Officers of the Nigeria police today quizzed oil business magnate, Femi Otedola, in Abuja regarding his role in a $600,000 bribe scandal that is the latest twist in the fuel subsidy scam that has riveted Nigerians since late last year.
Mr. Otedola is a major figure in the reported bribery of Farouk Lawan, the chairman of the House of Representatives’ committee probing the $6.8 billion fuel subsidy fraud. The owner of Zenon Oil, Otedola is one of the top players in Nigeria’s sleaze-ridden fuel import business.
Our sources at police headquarters disclosed that Ali Ahmadu, the Commissioner of Police in charge of the Special Investigation Unit, interrogated Mr. Otedola for several hours. The source also said that the police took Mr. Otedola’s statement.
Mr. Otedola, who has been embroiled in the last few days in a bribery dispute with Mr. Lawan, chairman of an ad hoc committee on fuel subsidy, gave what a police source described as “a detailed explanation” of the transactions between him and Mr. Lawan.
Another police source confirmed to SaharaReporters that Mr. Lawan reported to the police that Mr. Otedola had offered him a huge bribe, but also revealed that the chair of the legislative committee on fuel subsidy rebuffed several entreaties by the police to hand over the cash as exhibit money.
The police source also claimed that their investigations so far had established that Mr. Lawan initiated the contact with Mr. Otedola and demanded a bribe in exchange for removing two of Otedola’s firms from adverse reports that would beam an investigative searchlight on the theft of hundreds of millions of dollars in oil subsidy funds.
The police also confirmed that the SSS worked with Mr. Otedola to videotape the bribe and also snooped on several phone conversation between the Zenon executive and the legislator.
Police sources said that they believed Mr. Farouk contacted them to report that he was in possession of bribe money only after he realized that the currencies were marked. “I think he did it to save face,” said one police source.
The latest corruption saga has drawn international attention. A diplomat from the European Union told SaharaReporters that the scandal “poses yet another test for President Goodluck Jonathan’s much avowed commitment to tackle corruption.” The diplomat added that Mr. Jonathan “has an opportunity to act decisively.”

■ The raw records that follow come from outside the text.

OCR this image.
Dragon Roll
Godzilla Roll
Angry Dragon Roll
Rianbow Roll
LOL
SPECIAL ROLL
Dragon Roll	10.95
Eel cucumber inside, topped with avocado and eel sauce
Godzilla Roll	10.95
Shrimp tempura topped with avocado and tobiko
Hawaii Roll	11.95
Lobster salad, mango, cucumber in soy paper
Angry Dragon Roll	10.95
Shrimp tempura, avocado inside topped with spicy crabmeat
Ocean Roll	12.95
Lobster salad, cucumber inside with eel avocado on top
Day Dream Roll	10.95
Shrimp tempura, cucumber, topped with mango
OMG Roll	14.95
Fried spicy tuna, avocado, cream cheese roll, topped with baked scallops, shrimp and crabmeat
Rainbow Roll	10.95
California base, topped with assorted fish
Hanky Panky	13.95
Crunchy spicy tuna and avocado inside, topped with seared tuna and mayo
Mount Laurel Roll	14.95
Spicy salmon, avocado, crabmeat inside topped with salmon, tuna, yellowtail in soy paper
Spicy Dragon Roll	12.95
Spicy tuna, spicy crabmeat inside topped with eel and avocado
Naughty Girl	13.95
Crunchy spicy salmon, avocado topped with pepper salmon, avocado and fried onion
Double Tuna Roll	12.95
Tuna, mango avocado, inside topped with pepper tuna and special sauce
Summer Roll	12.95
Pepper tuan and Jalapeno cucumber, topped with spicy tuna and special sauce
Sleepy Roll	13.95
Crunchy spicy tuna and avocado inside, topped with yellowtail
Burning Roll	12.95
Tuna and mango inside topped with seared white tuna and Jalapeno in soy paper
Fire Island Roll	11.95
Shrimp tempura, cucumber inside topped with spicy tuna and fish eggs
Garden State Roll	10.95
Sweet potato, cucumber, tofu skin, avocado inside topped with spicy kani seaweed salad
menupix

Mr. Otedola is one of a few businessmen selected by former President Olusegun Obasanjo and favored with extraordinary and questionable patronage that brought them stupendous wealth overnight. Many critics have questioned his meteoric rise from relative obscurity to the top echelon of Nigeria’s moneyed class. Like other handpicked fuel marketers, his role in the massive over-invoicing for fuel imports has raised eyebrows.
Reliable sources within the Central Bank and the Presidency told SaharaReporters that more than 40% of imported fuel and other petroleum products did not leave the countries from which the fraudulent oil importers purportedly bought the products.

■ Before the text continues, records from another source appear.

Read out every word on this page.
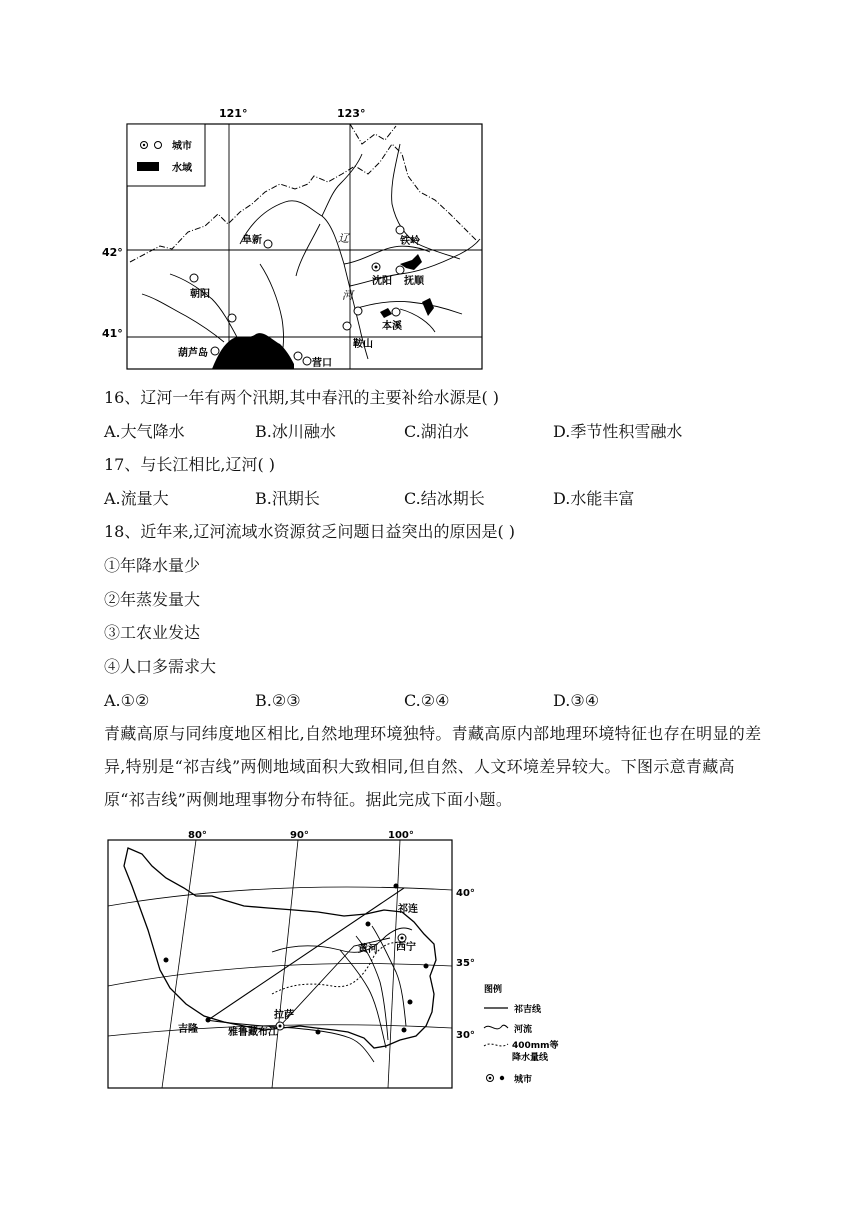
121°	123°
42°
41°
辽
河
城市
水域
阜新	铁岭
沈阳 抚顺
朝阳
本溪
鞍山
葫芦岛
营口
16、辽河一年有两个汛期,其中春汛的主要补给水源是( )
A.大气降水	B.冰川融水	C.湖泊水	D.季节性积雪融水
17、与长江相比,辽河( )
A.流量大	B.汛期长	C.结冰期长	D.水能丰富
18、近年来,辽河流域水资源贫乏问题日益突出的原因是( )
①年降水量少
②年蒸发量大
③工农业发达
④人口多需求大
A.①②	B.②③	C.②④	D.③④
青藏高原与同纬度地区相比,自然地理环境独特。青藏高原内部地理环境特征也存在明显的差异,特别是“祁吉线”两侧地域面积大致相同,但自然、人文环境差异较大。下图示意青藏高原“祁吉线”两侧地理事物分布特征。据此完成下面小题。
80°	90°	100°
40°
35°
30°
祁连
西宁
黄河
拉萨
吉隆	雅鲁藏布江
图例
祁吉线
河流
400mm等
降水量线
城市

Several of the sources implicated Mr. Jonathan in the scam. “Between 20-30% of the proceeds of phantom oil subsidy claims went to the president and [Oil Minister] Diezani Alison-Madueke,” said one source. A member of the House of Representatives disclosed that Ms. Alison-Madueke handed out huge bribes to the House leadership to avert any discussion of her removal during floor debates of the Lawan committee’s report on fuel subsidy.